Mini collaborative projects with presentations:
These are exercises done in groups of 2-4 that have to be presented to the class at the end of the given time. The goal is to get the students thinking about the class ideas and exploring on their own. The need to put together a couple of slides to present to the class helps them to organize their thoughts and to keep them on task. An example is given below.
What is the strategy?
Undergraduate students in a mid- or upper-level biology course are tasked with identifying a research laboratory in the United States that has an active, federally funded research project using the NSF Award search website. Once they identify a laboratory with a funded project, the student must conduct research to understand the proposed research well-enough to present an elevator speech as though they are an undergraduate researcher in the lab. Elevator speeches have received considerable attention lately, with several scientific organizations (e.g., ASCB) providing international competitions for ‘best elevator speech’. Variants on the ‘Elevator Speech’ include the Three Minute Thesis (3MT), which seeks to encourage graduate and undergraduate researchers to distill their thesis or dissertation projects into an approachable, short format talk for a broad, non-scientific audience. George Mason University has recently begun participating the Science Slam event, which although is not short-format, is a competition to present research in an interesting way to a non-scientifically trained public.
What is the strategy?
The strategy is to use the model of the television show ‘Shark Tank’ as a way to illustrate a solution to a current conservation issue.
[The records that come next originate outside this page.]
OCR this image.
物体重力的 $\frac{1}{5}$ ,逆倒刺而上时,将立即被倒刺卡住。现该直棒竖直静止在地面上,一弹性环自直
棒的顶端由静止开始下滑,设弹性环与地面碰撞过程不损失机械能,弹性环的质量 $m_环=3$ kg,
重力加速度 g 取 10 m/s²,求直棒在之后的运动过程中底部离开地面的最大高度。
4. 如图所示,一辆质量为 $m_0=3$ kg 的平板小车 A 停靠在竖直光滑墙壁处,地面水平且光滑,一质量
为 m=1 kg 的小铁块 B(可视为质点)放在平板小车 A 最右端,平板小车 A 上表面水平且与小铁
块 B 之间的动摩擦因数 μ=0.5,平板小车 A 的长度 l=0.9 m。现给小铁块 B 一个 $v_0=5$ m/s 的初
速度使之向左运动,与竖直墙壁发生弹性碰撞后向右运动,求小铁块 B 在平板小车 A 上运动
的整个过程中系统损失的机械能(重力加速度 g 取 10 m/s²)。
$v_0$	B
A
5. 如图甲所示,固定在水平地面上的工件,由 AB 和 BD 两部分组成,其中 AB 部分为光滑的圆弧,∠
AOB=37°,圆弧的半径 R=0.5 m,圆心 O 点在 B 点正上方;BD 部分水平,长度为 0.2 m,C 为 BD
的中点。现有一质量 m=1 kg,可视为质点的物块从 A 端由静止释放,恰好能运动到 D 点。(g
The ‘Shark Tank’ model is one where entrepreneurs have three minutes to pitch an idea to millionaires who have available start-up capital. I used this as an exercise in a Conservation Biology classroom in the Spring of 2015. Critical thinking and creativity are emphasized in this strategy. Students are required to research an issue, devise a possible solution (or use a solution to fundraise), determine project costs, develop a project timeline, create a sample press kit, and present the idea to the class. The class are the millionaires with the $100,000,000 venture capital to enable the project. After all presentations, classmates vote on the project they wish to fund. The project that ‘wins’ receives two extra points toward the final grade.